JSON Schema (v0.1)

Structural schema for llmo.json v0.1 documents.

A formal JSON Schema (draft 2020-12) defines the structural shape of a conforming llmo.json document. The raw schema is published at:

https://llmo.org/spec/v0.1/schema.json

The schema’s $id is https://llmo.org/spec/v0.1/schema.json. Tools that fetch schemas by $id will resolve to that URL.

What the schema validates

  • Presence and types of required top-level fields (llmo_version, entity, claims, valid_from, valid_until, document_id).
  • Constant value of llmo_version ("0.1").
  • Shape of the entity object, including regex constraints on primary_domain, aliases, and well-known external_ids (Wikidata QID, DUNS, LEI, DID, IRS EIN). Each well-known key accepts either a plain identifier string (v0.1) or a {value, verification_method, verification_proof, verified_at} structured object (v0.1.8) with conditional-required proof and timestamp when verification_method is not none.
  • Shape of the entity.name field, which accepts either a single string (v0.1) or an array of {name, locale, primary} entries for internationalized names (v0.1.8). The array form enforces exactly one primary: true via contains with minContains: 1, maxContains: 1.
  • Shape of each claim object, including the optional provenance_markers array on the claim envelope (v0.1.8).
  • Shape of the statement payload for each of the fourteen core claim types (identity, canonical_urls, official_channels, product_facts, personnel, disavowal, supersedes, pointer from v0.1; plus contact_points, categories, locations, hours, attributes, operational_status added in v0.1.8), applied via conditional allOf / if / then constructs.
  • Schema-encoded conditional constraints (v0.1.8): contact_points entries with verification_status: verified require verification_proof and verified_at; operational_status claims with non-open status require effective_date.
  • Shape of the optional signature object on both documents and claims.
  • Pattern constraints on identifier strings and domain literals.

What the schema does not validate

The JSON Schema is a structural check only.
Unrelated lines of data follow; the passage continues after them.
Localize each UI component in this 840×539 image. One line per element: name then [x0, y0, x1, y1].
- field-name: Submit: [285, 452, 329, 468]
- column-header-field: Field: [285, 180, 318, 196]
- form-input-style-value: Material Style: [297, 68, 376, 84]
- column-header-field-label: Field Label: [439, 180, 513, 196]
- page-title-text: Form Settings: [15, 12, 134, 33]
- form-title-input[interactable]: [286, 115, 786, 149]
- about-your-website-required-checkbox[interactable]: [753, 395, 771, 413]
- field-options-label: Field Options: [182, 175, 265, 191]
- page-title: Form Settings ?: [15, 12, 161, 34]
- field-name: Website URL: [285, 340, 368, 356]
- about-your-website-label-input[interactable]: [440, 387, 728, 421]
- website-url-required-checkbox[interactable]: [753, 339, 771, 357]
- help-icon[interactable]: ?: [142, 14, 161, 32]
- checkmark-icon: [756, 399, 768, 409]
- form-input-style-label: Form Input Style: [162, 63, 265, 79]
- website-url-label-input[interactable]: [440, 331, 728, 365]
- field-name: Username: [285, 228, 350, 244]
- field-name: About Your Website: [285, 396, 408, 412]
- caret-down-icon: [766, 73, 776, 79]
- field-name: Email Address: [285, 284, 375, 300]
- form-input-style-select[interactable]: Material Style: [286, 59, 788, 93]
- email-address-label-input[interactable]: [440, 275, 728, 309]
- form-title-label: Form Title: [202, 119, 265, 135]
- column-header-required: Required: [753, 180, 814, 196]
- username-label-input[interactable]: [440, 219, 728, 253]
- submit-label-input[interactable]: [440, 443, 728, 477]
It does not validate the following conformance-level concerns, which are the validator’s responsibility (see spec ยง5):

  • That valid_until is within 365 days of valid_from.
  • That entity.primary_domain matches the domain serving the file.
  • That URLs inside claims resolve to the entity’s primary domain or declared aliases.
  • That a signed document’s JWS verifies against the JWKS at /.well-known/llmo-keys.json.
  • That RFC 8785 (JCS) canonicalization of the signed payload reproduces the signed bytes.
  • That the document is actually served at /.well-known/llmo.json over HTTPS.
  • That supersedes references prior document_id values that existed.

A document can pass the JSON Schema and still fail minimal, standard, or strict conformance.

Using the schema

Common usage patterns:

  • JavaScript / TypeScript. Use ajv with the 2020-12 meta-schema enabled (new Ajv2020()). Load the schema with ajv.addSchema(schema, '...') or pass directly to ajv.compile(schema).
  • Python. Use jsonschema with Draft202012Validator. Wrap the document with validator.validate(document).
  • Go. Use santhosh-tekuri/jsonschema/v5 or similar; both support draft 2020-12.
  • Editor integration. Many JSON editors (VS Code, JetBrains) will autocomplete against the schema if the document declares "$schema": "https://llmo.org/spec/v0.1/schema.json" at the top, or if the editor is configured to associate the schema with files matching llmo.json.

Note: llmo.json files do not include a $schema field in the protocol itself, because the binding is by file name and discovery path rather than by in-document declaration. Tools that want schema-driven autocomplete while authoring may add one locally, but it is not part of the published document.